Climate agency
Some people resist the notion that human activities are driving global warming. But when climate catastrophes are piling on top of each other, the attribution of those disasters to greenhouse gas emissions from human activities can actually be empowering — if we have the power to cause these events, then we have the power to prevent them. In short, we have agency.
I’ll discuss our ability to reduce emissions in a later column. Today, I’m focusing on an important aspect of agency: proportionality of impacts to emissions.
Last month, I wrote about climate tipping points, when the climate warms sufficiently to cause a relatively abrupt transition to an entirely different, catastrophic, and nearly irreversible climate. It evokes the image of a climate cliff, beyond which we’re all doomed. That is not an accurate metaphor for how the climate system works. It’s more like a slippery and bumpy slope.
That means climate damage and suffering can always get worse. Giving up will only lead to worse damage and more suffering, so there are compelling benefits to continuing to push for reducing the emissions driving the warming.
Since most of global warming is being driven by increasing concentration of carbon dioxide, which is a stable form of carbon and therefore lasts decades to millennia in the climate system, the warming depends on the accumulated emissions of carbon dioxide.
Climate scientists have discovered a simple relationship between warming and emissions: global warming is, to a useful approximation, proportional to the accumulated emissions of carbon dioxide from human activity.
This finding is surprising, because the energy imbalance that drives global warming is not proportional to carbon dioxide concentration. Absorption bands of infrared radiation saturate at high carbon dioxide concentrations, so the energy imbalance increases at sublinear (i.e., logarithmic) rate with increasing carbon dioxide concentration.

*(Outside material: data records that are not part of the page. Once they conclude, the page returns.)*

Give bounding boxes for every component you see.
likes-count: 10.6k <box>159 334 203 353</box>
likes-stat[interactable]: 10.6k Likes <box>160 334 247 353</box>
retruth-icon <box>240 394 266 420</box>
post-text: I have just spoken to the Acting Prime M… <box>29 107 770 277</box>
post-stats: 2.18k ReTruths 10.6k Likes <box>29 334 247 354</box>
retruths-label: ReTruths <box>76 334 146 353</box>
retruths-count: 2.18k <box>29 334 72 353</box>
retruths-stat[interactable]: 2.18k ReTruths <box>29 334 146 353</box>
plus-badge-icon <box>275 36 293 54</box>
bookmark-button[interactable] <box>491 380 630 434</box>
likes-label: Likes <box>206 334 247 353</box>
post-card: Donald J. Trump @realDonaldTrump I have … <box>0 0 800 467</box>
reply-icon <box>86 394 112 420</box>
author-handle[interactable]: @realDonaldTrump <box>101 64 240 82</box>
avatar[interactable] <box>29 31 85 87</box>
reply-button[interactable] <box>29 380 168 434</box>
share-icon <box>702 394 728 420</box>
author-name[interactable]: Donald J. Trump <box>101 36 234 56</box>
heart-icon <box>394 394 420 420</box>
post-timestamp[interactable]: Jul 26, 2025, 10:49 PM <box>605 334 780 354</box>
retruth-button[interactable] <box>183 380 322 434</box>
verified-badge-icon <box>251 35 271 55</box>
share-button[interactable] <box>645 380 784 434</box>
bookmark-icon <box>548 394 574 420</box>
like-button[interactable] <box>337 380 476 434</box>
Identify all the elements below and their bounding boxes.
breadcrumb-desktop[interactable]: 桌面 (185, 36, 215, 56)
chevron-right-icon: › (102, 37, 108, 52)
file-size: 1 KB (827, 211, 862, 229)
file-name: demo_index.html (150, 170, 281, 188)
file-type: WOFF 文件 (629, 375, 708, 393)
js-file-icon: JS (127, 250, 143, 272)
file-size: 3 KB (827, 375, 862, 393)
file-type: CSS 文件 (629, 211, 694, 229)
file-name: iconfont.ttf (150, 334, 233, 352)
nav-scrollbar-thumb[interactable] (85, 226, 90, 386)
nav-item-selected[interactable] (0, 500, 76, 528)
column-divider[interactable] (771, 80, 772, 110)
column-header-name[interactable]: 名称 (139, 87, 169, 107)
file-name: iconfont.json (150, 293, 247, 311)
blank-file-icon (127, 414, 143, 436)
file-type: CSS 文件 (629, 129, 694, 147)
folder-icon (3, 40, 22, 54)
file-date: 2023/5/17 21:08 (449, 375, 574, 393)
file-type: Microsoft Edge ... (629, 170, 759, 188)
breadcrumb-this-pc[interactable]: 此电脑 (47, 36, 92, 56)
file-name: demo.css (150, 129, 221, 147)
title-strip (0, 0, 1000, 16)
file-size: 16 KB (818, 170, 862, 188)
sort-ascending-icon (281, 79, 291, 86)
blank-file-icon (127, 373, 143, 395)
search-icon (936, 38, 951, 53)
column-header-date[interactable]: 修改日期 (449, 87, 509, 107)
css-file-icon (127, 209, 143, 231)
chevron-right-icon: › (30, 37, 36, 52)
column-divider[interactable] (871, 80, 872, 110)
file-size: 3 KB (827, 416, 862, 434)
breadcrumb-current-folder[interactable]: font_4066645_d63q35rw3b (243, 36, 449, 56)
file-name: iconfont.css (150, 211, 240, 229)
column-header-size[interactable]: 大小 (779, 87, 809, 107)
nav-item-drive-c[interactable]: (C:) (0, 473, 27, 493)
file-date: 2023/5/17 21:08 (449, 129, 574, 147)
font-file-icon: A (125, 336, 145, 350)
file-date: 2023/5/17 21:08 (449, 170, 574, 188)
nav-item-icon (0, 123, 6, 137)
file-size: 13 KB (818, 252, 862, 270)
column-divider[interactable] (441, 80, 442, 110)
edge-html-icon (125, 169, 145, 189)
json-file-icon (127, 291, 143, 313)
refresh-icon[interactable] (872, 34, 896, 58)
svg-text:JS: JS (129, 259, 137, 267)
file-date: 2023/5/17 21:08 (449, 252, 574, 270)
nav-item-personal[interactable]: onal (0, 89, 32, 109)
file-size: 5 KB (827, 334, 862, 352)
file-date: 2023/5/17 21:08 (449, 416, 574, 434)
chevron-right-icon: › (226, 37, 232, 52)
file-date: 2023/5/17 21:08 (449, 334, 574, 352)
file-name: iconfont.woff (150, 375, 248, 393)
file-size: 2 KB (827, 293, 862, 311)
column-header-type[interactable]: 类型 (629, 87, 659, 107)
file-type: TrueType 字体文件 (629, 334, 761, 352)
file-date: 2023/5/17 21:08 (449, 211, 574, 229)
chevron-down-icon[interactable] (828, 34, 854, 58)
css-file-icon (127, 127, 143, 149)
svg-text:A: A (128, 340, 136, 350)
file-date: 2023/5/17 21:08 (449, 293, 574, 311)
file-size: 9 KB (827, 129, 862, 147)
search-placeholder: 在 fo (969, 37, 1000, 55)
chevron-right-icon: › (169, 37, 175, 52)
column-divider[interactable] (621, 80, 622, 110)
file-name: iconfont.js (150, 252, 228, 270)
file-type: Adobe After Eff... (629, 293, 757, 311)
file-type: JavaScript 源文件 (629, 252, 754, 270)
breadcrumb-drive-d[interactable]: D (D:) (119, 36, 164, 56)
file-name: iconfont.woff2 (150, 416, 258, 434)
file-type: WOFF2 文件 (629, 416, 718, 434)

But some of the mechanisms that cause tipping points — such as melting of the permafrost which releases more carbon dioxide and methane into the atmosphere, and saturation in the ability of the ocean to dissolve carbon dioxide — amplify the response to emissions from human activity, producing super-linearity that compensates for the sub-linearity of the energy balance. Climate impacts also increase super-linearly, when warming at sea level thresholds beyond that which our infrastructure was designed for are exceeded.
So, if global warming is proportional to accumulated emissions of carbon dioxide, then no matter how badly we’ve failed to reduce emissions, the Earth can still warm even more, causing even more damage and suffering. Our future efforts to reduce emissions matter. We still have agency.
In addition, the relatively short residence time of methane in the atmosphere (about ten years) gives us even more agency. In contrast to carbon dioxide, the atmospheric concentration of methane responds rather quickly to reductions in its emissions. Since methane is a much more potent greenhouse gas, our effects to reduce human sources (leaks from oil and gas wells and coal mines, burps and farts from cows and sheep, seepage from landfills, and emissions from rice paddies) will pay off within a decade. More agency.
In the next five climate columns, I’ll summarize the human activities that are emitting greenhouse gases, how much we need to reduce emissions to save our climate, the various solutions available to reduce emissions and increase carbon dioxide removal from the atmosphere, policies to accelerate the adoption of those solutions, and finally, how you can reduce your own emissions and contribute to the selection of effective climate policies.
Climate Scientist Steve Ghan leads the Tri-Cities Chapter of Citizens Climate Lobby.